Modest, idiosyncratic, and determined, Suzuki comes vividly to life in this fully realized biography of a modern Zen master. Author David Chadwick fleshes out his intimate and engrossing narrative with Suzuki's own words and the memories of his students, friends, and family. Also interspersed with previously unpublished passages from Suzuki's talks, Crooked Cucumber evokes an inspired, down-to-earth life. Alongside Suzuki, the reader can find a way to "practice with mountains, trees, and stones and to find ourselves in this big world."
Masters of the Three Ways: Reflections of a Chinese Sage on Living a Satisfying Life by Hung Ying-ming. Translated and with an introduction by William Scott Wilson. Foreword by Bill Porter/Red Pine.
This gem is actually an old Chinese classic, but came to be appreciated in Japan long after it was all but lost in China. To this day, most of the major Japanese publishing companies have a translation of this book among their offerings of classics.
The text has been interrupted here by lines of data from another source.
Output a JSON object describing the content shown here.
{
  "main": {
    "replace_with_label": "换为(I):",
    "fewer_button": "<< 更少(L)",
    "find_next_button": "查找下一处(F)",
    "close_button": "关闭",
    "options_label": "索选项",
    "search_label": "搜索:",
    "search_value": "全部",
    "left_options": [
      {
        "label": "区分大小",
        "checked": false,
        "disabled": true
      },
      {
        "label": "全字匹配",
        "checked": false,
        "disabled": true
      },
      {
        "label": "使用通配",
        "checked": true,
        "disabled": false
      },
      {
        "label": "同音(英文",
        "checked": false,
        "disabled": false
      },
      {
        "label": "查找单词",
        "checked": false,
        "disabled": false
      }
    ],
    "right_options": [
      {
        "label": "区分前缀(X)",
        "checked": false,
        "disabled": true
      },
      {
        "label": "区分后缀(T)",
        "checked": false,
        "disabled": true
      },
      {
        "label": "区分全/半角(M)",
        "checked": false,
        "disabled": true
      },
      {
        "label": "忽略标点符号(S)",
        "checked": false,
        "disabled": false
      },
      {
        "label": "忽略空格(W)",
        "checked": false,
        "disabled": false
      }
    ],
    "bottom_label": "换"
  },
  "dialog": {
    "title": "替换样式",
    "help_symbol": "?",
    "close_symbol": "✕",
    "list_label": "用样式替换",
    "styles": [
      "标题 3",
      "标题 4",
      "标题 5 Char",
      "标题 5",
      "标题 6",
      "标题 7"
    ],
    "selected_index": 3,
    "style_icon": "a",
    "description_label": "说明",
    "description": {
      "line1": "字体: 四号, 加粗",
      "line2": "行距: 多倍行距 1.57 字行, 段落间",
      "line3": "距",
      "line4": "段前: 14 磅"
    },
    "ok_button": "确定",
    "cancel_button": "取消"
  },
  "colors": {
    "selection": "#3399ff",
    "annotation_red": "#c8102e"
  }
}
Author Hung Ying-ming must have been an extraordinary fellow, his fully rounded education rare even among the elite of his time, which was during the Ming Dynasty (1368-1644). Well versed in Taoism, Buddhism, and Confucianism, he penned a lifetime's worth of his deepest reflections in this volume. Through the lens of what was called the Three Creeds (in the title as the "Three Ways"), Hung explores man's better and lesser nature, the ways of the world at large, and how to live a full life in awareness and simplicity. It's hard to believe this perspective was given a complete treatment as early as the Ming period, but the proof is in these pages. A wonderful collection.
The book's life in English has been as tentative as its existence in its native China. Published as The Unencumbered Spirit: Reflections of a Chinese Sage (second edition) and much earlier as Roots of Wisdom (first edition, 1985), this third edition appeared from Shambhala Publications after Wilson found a new home for his books with the Boston-based publisher. In either of the last two editions, readers can find an entirely new introduction by Wilson. Hopefully, this latest reincarnation will do the trick.
DISCLAIMER: I was the editor for the second edition of this book.